Hello dear DepMap developers.
I am using the .seg copy number file for my project. In the .seg(21q1) file there’s a column called “Status”, which is the copy number state of that segment (-1,0,1 for a loss, WT or a gain respectively). However, some segments have the value “U” in them(for example, all the segments in cell ACH-000003 What is the meaning of "U?
Notably, when I log2 transform the segment_mean column values for an IGV plot, the segments which are characterized as “U” looks as normal as the other cell lines.
if you go to the download page you might be able to find the README file.
As explained in the README:
- [CN] We are now adding amplification status (-, 0, +) for each segment in the segment copy number. X chromosome amplification status was removed due to its bias in female samples, caused by our purely male PoNs.
X chromosome amplification was removed. We have added a “U” symbol to indicate that.

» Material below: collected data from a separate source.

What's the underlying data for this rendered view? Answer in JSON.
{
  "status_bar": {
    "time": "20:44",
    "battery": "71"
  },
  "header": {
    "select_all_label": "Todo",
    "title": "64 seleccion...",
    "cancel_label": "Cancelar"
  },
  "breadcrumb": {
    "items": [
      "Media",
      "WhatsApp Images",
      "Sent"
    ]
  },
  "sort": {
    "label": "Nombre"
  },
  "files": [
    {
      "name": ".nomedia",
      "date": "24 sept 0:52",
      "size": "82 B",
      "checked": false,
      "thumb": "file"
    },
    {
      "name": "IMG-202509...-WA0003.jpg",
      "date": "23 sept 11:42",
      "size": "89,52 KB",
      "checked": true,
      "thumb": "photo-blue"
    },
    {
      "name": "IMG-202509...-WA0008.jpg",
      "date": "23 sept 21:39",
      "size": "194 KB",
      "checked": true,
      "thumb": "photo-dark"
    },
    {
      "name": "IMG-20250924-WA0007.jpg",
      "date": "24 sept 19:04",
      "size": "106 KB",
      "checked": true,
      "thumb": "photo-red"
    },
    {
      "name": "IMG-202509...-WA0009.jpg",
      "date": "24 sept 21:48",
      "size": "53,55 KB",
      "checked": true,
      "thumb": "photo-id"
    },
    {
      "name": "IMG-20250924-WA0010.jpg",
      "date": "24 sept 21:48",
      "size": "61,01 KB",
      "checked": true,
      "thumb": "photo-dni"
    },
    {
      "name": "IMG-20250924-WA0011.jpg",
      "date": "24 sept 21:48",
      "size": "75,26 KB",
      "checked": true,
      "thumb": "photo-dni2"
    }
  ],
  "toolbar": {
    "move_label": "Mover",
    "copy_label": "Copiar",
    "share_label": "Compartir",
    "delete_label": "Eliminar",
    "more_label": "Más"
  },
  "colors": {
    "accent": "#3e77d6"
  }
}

As a side note, this value could be recomputed by taking note of the difference between male/female samples. We are not doing this for now and only removing the erroneous amplification annotation for all X chromosome segments.
Thank you Jkobect.
The “U” symbol in the “Status” column is present in many chromosomes, not just Chromosome X(see chromosome 1 in cell ACH-000003 in my attached picture). There are many examples for “U” symbol across the file that are not on X chromosomes.
Did I miss anything?
You are right.
Not all samples have had their status computed. We are aggregating data, such as Broad SNP, which do not have it. We do not process Broad SNPs, it directly comes from the CCLE2 dataset, we just append it to our dataset. This was not computed with the same pipeline.